On pourra gloser à l’infini sur cette courte victoire du candidat écologiste, et sur le rôle du vote par correspondance, auquel on reproche principalement sa faible résistance aux manipulations. Il faudra se souvenir que les tricheries électorales et les bourrages d’urne ne sont pas une spécialité autrichienne, quoi qu’aient pu raconter certains après la guerre. La manière, sereine, dont le candidat du FPÖ a accueilli le résultat, devrait suffire à le confirmer.

En revanche, le taux de participation, autour de 70%, en très forte hausse par rapport à l’élection de 2010 – +15% : cette élection, sans enjeu, avait été marquée par un effondrement de la participation après 40 années de baisse régulière – montre tout juste un retour à l’étiage de 2004 ; il n’y a pas eu de mobilisation contre la « peste brune ». Parallèlement, il est vraisemblable que nombre d’électeurs des classes bourgeoises conservatrices, orphelins de leur candidat de l’ÖVP, aient préféré s’abstenir plutôt que d’aller glisser dans l’urne un bulletin pour Hofer, même en se bouchant le nez.
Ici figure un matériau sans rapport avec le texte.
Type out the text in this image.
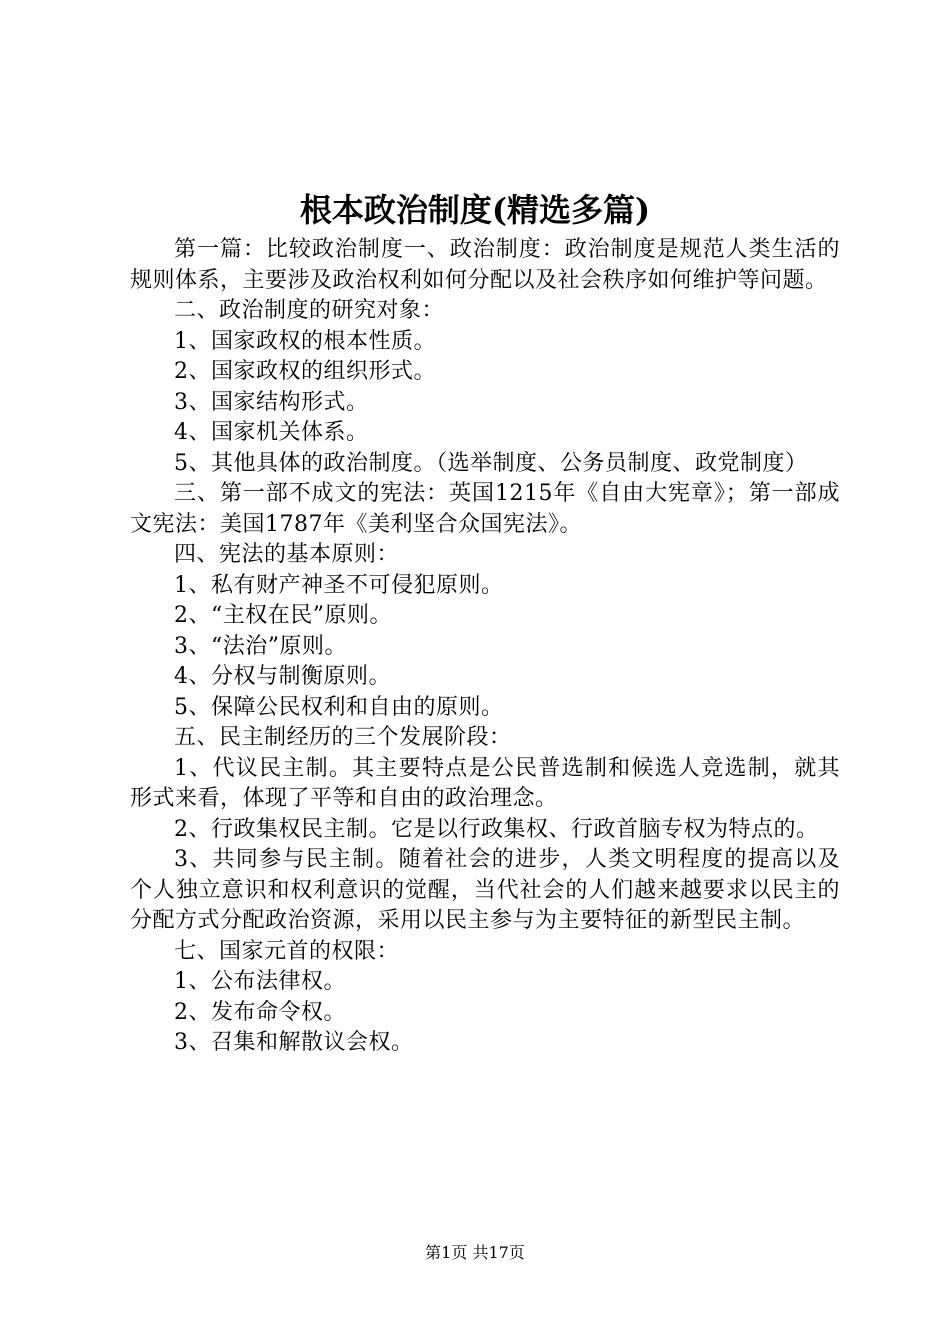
根本政治制度(精选多篇)

第一篇：比较政治制度一、政治制度：政治制度是规范人类生活的规则体系，主要涉及政治权利如何分配以及社会秩序如何维护等问题。

二、政治制度的研究对象：

1、国家政权的根本性质。

2、国家政权的组织形式。

3、国家结构形式。

4、国家机关体系。

5、其他具体的政治制度。（选举制度、公务员制度、政党制度）

三、第一部不成文的宪法：英国1215年《自由大宪章》；第一部成文宪法：美国1787年《美利坚合众国宪法》。

四、宪法的基本原则：

1、私有财产神圣不可侵犯原则。

2、“主权在民”原则。

3、“法治”原则。

4、分权与制衡原则。

5、保障公民权利和自由的原则。

五、民主制经历的三个发展阶段：

1、代议民主制。其主要特点是公民普选制和候选人竞选制，就其形式来看，体现了平等和自由的政治理念。

2、行政集权民主制。它是以行政集权、行政首脑专权为特点的。

3、共同参与民主制。随着社会的进步，人类文明程度的提高以及个人独立意识和权利意识的觉醒，当代社会的人们越来越要求以民主的分配方式分配政治资源，采用以民主参与为主要特征的新型民主制。

七、国家元首的权限：

1、公布法律权。

2、发布命令权。

3、召集和解散议会权。

第1页 共17页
Enfin, la démission du chancelier Werner Faymann deux semaines avant le deuxième tour, et surtout son remplacement par Christian Kern, issu du sérail du SPÖ, président des Chemins de Fer autrichiens, sans mandat électif mais jouissant d’une bonne réputation de gestionnaire innovant – toutes choses étant égales par ailleurs, une sorte de Macron autrichien – a pu convaincre les électeurs modérés que les vieux partis de gouvernement avaient encore de la ressource, et qu’il convenait, cette fois encore, de préférer le prévisible van der Bellen.

S’il faut donc tirer quelques leçons, voire enfoncer quelques portes ouvertes après cette élection, la première est certainement que personne, en Autriche, n’a véritablement senti le sang, la poudre ou le vent du boulet. C’est sans doute en prenant connaissance des relations qu’en faisaient les médias et journaux étrangers que les citoyens les plus éclairés de la République alpine ont pris conscience du caractère pré-apocalyptique de leur situation…

La deuxième leçon est que le FPÖ est aujourd’hui, sans conteste, le 1er parti autrichien. Avec plus de 35% au 1er tour de l’élection, il peut envisager sereinement la prochaine élection au Nationalrat, le parlement autrichien, en 2018. Le président Alexander van der Bellen devrait, selon toute vraisemblance, avoir l’immense plaisir d’inviter Heinz-Christian Strache à former un gouvernement. La question épineuse du moment sera celle du partenaire de coalition. Une fois tranchée, et quel qu’en soit le résultat – il y aura, selon toute vraisemblance, un « junior partner » –, on pourra se réjouir sans retenue de la perplexité mêlée de dégoût qui devrait assombrir les visages des autres chefs de gouvernement d’Europe occidentale.

La troisième leçon est une confirmation, celle que le FPÖ est devenu le 1er parti ouvrier autrichien, raflant plus de 85% de ce potentiel électoral. Il obtient ce résultat, le fait mérite encore une fois d’être souligné, sans rien renier de son programme national-conservateur, axé sur la défense des artisans et des petits entrepreneurs. En revanche, il est à la peine dans les couches plus aisées de la population, y compris les plus conservatrices, comme le montrent ses résultats en demi-teintes dans les Länder de l’Ouest, plutôt acquis à l’ÖVP. Strache, s’il veut y asseoir son parti, va devoir partir à la recherche de ces « cœurs nobles », chez qui, selon Ernst Jünger (Sur les falaises de marbre), « la souffrance du peuple trouve son écho le plus puissant ».